As such, I am very clear that we need to put our pharmacists on a more secure financial footing if we are to maximise the use of this sector in delivering good primary care services, and we need to look at how it is supported and how it sits with GP services in our primary care system. My challenge is for DHSC and the NHS to look properly at whether, and how, they can make sure that pharmacies get a fair deal. It is fair to say that our pharmacies are held in very high esteem by the patients who use them. That has been especially true during the pandemic, when patients often found that their pharmacy was the only ready source of advice.

Our 11,500 community pharmacies have been open every day for every single one of us, but that has not been without real costs, as I mentioned. Our pharmacists today are facing debts simply because they stayed open. They had to supply their own personal protective equipment. They had to invest in keeping their shops covid-secure. They had to deal with staff absence due to sickness or self-isolation, and they had to deal with the increased wholesale prices of medicines.

To be fair, like most of the NHS, community pharmacies did receive funding to ensure that they could remain operational, but that was only ever advanced as a loan that needs to be paid back. That is now threatening the operation of some of our pharmacy businesses—as many as one in five, as estimated by Ernst and Young. It simply cannot be right that, in stepping up to the challenge posed by the pandemic, some pharmacies have unwittingly crippled their businesses, as the additional costs are not being properly reimbursed.

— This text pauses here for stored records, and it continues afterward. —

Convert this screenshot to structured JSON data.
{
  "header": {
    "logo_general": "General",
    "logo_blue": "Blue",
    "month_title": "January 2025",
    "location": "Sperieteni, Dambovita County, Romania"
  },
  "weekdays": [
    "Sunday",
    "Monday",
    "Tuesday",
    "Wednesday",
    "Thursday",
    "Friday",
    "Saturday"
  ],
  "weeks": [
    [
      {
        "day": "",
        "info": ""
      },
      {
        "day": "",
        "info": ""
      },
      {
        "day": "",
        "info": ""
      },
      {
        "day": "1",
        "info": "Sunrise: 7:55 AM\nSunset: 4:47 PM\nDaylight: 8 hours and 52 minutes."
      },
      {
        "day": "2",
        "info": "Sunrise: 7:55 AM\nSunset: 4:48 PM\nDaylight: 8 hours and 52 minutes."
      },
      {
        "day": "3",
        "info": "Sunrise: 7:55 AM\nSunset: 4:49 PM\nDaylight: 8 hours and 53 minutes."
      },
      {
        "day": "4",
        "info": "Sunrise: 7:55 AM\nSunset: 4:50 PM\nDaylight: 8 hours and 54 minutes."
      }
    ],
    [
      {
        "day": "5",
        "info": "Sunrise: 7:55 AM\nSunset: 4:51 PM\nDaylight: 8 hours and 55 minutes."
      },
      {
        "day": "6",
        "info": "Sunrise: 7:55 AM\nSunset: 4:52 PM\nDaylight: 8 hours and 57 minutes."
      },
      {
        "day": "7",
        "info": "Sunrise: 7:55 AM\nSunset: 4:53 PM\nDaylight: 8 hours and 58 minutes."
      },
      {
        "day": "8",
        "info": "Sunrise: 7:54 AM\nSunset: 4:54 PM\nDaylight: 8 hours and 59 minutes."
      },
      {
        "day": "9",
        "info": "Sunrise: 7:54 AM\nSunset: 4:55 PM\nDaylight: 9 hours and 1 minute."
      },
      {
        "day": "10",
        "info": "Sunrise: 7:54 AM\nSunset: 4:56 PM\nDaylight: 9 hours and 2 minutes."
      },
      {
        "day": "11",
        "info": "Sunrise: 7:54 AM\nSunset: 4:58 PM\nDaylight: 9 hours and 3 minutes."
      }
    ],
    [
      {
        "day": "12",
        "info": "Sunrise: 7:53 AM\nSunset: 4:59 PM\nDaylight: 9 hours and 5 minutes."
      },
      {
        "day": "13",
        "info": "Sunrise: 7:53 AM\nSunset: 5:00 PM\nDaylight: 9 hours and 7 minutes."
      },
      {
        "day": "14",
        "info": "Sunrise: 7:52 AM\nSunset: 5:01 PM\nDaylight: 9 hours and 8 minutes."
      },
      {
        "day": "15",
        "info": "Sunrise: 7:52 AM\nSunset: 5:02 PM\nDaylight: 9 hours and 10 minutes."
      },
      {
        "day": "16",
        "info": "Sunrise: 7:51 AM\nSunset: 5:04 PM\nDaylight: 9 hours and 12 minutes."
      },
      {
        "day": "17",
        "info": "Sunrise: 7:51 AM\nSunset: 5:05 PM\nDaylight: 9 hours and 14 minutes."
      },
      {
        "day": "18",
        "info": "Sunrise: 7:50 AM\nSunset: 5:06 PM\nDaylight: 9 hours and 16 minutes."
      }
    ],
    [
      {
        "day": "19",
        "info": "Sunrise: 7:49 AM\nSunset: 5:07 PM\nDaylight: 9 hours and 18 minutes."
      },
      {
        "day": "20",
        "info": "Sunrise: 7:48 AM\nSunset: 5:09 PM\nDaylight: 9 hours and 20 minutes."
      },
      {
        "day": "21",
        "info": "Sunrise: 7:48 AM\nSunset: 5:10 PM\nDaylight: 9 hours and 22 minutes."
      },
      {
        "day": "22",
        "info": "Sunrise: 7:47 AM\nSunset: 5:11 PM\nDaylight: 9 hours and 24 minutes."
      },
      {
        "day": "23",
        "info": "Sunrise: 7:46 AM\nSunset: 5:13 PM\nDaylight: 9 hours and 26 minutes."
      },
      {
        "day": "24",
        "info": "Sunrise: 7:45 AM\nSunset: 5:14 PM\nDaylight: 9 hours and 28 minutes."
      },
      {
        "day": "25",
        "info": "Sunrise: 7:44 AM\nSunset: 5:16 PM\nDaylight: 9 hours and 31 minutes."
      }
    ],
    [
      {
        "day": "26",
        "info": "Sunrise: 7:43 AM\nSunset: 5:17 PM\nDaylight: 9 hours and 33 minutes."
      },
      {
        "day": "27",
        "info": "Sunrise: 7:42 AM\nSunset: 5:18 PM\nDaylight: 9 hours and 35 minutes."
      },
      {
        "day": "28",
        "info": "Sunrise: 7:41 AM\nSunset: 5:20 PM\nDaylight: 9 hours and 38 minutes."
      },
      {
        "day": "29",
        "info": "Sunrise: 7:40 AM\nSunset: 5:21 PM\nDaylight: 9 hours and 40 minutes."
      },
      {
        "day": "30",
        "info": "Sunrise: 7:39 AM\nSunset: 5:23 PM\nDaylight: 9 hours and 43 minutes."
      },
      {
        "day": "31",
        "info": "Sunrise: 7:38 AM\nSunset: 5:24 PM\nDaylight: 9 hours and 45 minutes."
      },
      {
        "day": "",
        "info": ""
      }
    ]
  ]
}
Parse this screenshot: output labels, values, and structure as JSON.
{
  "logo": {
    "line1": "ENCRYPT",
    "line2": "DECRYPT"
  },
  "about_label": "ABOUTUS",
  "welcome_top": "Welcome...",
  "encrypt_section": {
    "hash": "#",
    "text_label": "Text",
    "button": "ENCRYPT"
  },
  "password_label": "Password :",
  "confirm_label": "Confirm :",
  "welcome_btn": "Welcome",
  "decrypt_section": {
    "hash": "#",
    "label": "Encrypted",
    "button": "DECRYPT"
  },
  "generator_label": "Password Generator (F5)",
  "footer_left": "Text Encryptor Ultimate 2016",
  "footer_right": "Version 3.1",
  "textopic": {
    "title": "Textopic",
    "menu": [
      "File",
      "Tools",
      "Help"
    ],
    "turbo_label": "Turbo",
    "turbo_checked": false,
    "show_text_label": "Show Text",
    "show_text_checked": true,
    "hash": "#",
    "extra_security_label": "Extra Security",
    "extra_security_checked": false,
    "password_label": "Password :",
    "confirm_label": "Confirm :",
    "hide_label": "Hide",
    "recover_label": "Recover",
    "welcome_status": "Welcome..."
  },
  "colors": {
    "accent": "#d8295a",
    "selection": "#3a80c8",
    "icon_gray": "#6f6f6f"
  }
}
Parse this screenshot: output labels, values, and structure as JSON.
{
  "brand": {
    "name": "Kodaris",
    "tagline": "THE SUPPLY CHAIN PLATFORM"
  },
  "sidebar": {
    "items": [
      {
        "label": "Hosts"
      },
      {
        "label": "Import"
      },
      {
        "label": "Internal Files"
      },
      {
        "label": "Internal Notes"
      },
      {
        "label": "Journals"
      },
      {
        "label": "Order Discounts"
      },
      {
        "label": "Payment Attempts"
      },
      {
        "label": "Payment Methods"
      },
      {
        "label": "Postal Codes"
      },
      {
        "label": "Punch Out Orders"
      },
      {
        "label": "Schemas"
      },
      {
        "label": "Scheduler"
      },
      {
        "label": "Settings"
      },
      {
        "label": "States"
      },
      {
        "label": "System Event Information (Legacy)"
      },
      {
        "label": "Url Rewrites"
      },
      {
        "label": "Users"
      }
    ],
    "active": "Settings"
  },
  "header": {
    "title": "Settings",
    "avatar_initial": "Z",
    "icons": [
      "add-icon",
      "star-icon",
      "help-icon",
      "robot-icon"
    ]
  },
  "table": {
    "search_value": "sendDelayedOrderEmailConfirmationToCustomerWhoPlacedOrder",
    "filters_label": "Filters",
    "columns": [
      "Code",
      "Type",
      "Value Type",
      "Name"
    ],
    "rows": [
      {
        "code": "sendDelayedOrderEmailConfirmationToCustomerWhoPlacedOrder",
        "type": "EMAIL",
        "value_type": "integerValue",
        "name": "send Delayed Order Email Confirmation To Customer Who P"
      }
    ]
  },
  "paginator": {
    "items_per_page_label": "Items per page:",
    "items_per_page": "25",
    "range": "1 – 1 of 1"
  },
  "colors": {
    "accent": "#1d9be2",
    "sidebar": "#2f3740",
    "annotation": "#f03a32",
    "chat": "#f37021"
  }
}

The covid pandemic has highlighted that we are long overdue a conversation about the role of pharmacy and its place in the NHS, and the all-party group stands ready to play its part in having that debate. Central to this will be the following principles. First, pharmacies can play a fuller role in primary care. GPs will face additional pressures as we come out of the pandemic. Pharmacies can give that support, but they should be properly supported in doing so.

Secondly, we will be living with covid forever, and it looks as if regular vaccination will become as big a part of our lives as the flu vaccine. I really want to see pharmacists fully engaged in that. There has been disappointment with the number of pharmacists engaged so far, which I think is due to constraints on the supply of the vaccine, but I hope that will be properly addressed as we go forward.

Thirdly, we need a plan to deal with the £370 million loan to the sector. To be brutally frank, when we look at the sums given to other areas of the economy, and indeed to the NHS, our pharmacies can be forgiven for feeling a little hard done by. It will mean curtains for some businesses that acted in good faith after being promised that the NHS would receive all the money it needed to fight the pandemic. No pharmacist should be out of pocket for stepping up to this challenge, and we really do need to look very closely at this. Fourthly, we need to make this sector understand that it is valued, and we should encourage people to work in it.

To end, I can advise the House that the all-party parliamentary group on pharmacy held an inquiry in December in which we surveyed the opinions of pharmacists. We found an overstretched workforce responding heroically to the challenge of a pandemic, with an attitude of doing what needed to be done, and I salute them for that. The survey also told a story of businesses being saddled with debt for doing the right thing, and it found a workforce who felt undervalued and burnt out by the professional pressure they faced. Let us have a conversation about how we secure our finances for the future. Let us properly thank pharmacists for everything they have done to support us in the last year. If we do not, we will miss them when they are gone.